Tuesday, April 29, 2003 :::
Lester Brown was a large man, at least 6 feet 2 inches and 240 pounds. Even asleep he looked menacingly big, someone you didn't want to wake up before he was ready. The day he was brought to the Emergency Department you could have shook and pinched and tickled Mr. Brown and he wouldn't bother you. He had a ruptured blood vessel at the base of his brain.

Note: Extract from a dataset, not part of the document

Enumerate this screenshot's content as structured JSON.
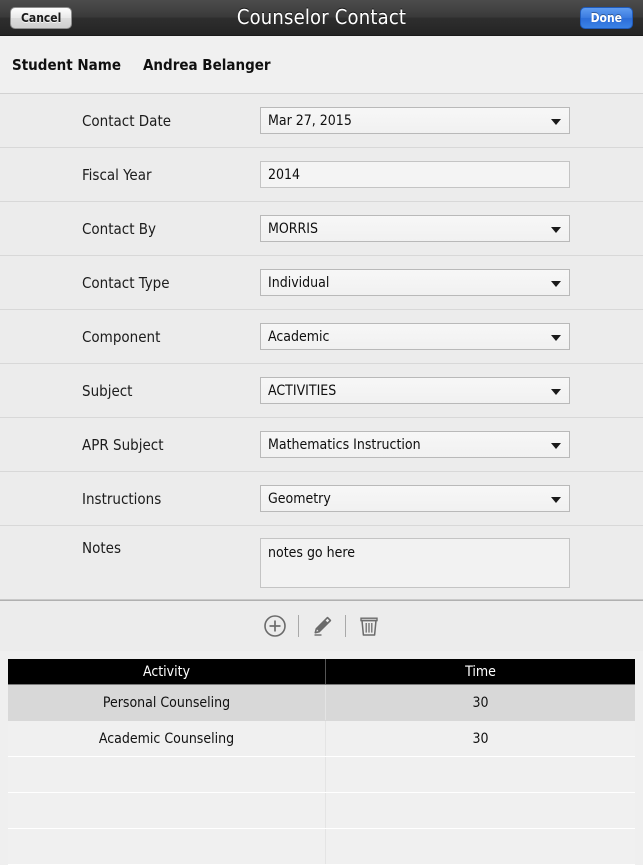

It started at home. A few minutes after snorting some cocaine his posterior communicating cerebral artery began to pulsate, causing him to complain of "the worst headache of my life." Seconds later he fell to the floor, unconscious. En route to the emergency department the artery burst and he suffered a full blown subarachnoid hemorrhage. The loss of an ounce of blood into the surrounding brain tissue relieved the arterial pressure and the hemorrhage ceased, but by then it was too late. Irritating blood washed over the normally smooth brain surfaces where it didn't belong and in the process shut down his central nervous system, or at least the part responsible for consciousness. Lester Brown lapsed into a deep coma.
Mr. Brown was 41 years old and had been using cocaine for six or seven years. Like all cocaine-related knockouts, Lester's occurred not from a steady accretion of drug but from a single, exciting snort. Within 30 minutes after inhaling the cocaine he was in our ED, comatose and intubated, his breathing fully supported by a ventilator.